Waiting for the sap to flow

Right around this time of year we wait, buckets at the ready, for the west wind to blow and the sap to start rising. It rises through capillary action, an intricate push me-pull-you combination of physical and chemical forces that the stately tree and the lowly shoot alike put together to josh water through the thinnest of canals up to where the sun is warming and expanding the buds.

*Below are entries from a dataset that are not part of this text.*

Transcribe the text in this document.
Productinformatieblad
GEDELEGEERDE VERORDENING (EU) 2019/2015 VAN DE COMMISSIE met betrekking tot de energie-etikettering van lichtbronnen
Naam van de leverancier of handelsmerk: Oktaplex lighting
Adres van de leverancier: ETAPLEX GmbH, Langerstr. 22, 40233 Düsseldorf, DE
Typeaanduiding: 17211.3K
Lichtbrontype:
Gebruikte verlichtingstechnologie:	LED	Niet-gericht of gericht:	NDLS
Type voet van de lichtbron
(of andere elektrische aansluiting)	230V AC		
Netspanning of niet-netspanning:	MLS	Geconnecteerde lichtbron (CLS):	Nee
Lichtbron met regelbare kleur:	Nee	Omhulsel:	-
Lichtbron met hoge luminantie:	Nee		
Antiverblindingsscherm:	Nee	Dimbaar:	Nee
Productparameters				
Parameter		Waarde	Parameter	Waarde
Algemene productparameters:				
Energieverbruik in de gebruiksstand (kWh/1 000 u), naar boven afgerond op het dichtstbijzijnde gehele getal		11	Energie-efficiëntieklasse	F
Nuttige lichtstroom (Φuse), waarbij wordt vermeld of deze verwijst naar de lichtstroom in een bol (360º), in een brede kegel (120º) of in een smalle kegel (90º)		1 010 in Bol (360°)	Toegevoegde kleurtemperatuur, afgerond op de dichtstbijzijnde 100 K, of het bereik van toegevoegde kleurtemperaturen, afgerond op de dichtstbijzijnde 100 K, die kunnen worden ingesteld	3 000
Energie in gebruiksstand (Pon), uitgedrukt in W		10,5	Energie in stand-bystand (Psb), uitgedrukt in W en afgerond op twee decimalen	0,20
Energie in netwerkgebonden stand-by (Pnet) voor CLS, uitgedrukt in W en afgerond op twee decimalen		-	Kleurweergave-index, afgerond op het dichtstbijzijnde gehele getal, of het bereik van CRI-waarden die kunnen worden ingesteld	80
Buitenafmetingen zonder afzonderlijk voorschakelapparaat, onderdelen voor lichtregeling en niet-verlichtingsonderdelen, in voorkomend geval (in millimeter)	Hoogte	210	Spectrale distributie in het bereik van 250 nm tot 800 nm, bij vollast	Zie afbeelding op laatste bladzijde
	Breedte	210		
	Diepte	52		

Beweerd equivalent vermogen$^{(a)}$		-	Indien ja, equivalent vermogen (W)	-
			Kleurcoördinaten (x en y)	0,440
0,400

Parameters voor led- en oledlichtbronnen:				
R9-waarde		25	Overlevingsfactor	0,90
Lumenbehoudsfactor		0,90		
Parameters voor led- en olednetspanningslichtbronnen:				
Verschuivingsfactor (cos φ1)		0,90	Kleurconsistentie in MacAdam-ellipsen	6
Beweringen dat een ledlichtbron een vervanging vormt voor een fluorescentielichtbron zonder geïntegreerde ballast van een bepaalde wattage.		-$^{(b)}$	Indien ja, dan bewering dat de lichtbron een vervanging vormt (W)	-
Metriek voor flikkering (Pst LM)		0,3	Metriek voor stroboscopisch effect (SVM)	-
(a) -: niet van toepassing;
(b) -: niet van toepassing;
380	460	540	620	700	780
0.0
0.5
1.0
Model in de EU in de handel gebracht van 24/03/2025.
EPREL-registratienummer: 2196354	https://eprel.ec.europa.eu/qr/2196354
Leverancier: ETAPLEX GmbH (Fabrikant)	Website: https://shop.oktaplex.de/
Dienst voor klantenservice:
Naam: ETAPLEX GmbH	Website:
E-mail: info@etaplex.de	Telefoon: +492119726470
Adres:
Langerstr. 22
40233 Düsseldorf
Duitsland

When tapping a tree you are harnessing for your own purposes of sweetening pancakes one of those rare times when water runs uphill that are so indispensably useful for life — a wonderful bit of natural technology that makes it possible to translate the energy of the sun into a strong network of fibers that makes a tree that produces oxygen. I read that someone has been able to convert the energy of the sun into liquid fuel — mimicking thereby the entire evolution of the plant kingdom which does exactly that, tie down carbon, and adding to it the pressure cooker of geology that produces the handy-dandy hi-energy package called oil with which we are now looking to stop this process.

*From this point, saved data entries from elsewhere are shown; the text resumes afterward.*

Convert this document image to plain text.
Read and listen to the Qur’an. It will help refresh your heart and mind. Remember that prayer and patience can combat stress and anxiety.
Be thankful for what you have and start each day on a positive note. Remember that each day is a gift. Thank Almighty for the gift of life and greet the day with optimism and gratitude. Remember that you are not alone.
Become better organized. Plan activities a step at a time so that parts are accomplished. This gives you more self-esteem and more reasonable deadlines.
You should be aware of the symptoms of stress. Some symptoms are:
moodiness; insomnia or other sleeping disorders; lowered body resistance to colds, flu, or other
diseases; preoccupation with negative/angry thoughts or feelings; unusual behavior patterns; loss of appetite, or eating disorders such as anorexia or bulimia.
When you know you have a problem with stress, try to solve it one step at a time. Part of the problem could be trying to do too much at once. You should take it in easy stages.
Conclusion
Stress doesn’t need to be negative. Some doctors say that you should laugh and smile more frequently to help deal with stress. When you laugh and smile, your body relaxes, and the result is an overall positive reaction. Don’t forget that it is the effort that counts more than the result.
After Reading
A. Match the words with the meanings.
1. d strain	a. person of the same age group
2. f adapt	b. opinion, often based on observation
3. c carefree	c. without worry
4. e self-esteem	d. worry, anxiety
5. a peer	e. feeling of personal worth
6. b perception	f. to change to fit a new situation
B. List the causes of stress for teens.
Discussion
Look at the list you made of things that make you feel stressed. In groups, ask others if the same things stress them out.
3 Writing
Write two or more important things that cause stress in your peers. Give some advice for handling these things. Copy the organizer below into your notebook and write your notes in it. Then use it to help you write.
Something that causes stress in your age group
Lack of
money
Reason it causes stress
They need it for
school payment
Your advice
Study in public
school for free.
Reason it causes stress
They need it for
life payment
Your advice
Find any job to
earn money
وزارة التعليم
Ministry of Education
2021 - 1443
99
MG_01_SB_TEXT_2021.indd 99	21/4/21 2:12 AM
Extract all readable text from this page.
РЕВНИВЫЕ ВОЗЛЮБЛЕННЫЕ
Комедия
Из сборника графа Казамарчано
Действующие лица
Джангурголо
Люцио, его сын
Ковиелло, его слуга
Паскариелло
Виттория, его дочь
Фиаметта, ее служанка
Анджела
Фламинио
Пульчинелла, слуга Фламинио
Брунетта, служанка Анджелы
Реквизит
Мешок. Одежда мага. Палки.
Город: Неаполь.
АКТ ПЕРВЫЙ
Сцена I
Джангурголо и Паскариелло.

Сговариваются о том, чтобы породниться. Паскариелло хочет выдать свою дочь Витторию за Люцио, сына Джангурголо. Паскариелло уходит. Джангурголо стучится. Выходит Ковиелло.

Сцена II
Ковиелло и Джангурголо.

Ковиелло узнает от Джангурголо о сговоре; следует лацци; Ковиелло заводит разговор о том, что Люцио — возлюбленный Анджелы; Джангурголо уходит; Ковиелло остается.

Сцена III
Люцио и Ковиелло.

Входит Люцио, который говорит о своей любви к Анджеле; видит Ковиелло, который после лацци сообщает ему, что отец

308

The water is called up into the tree to move spring onto the stage against the stranglehold of winter. And when it comes, as I imagine it does every time the temperature of the day dares to aspire to the melting point of ice, water rushes in to fill the spaces between the crackling bits of air that set my teeth on edge in the deepest winter.

Much as I love snow and ice, I’d prefer it if we could make sure spring would always come and sap flow and green leaves and then grass emerge.

http://www.scientificamerican.com/article/bionic-leaf-makes-fuel-from-sunlight/

2 thoughts on “Waiting for the sap to flow

  1. Hi Peun: Nice thoughts and very flowing at that.. The movement of water through all living things in totality must be a pressure beyond imagination.
    The flow in the plant kingdom veins I think are referred to as vascular bundles.
    I to long for spring, Primavera.
    It will come to our little kingdom.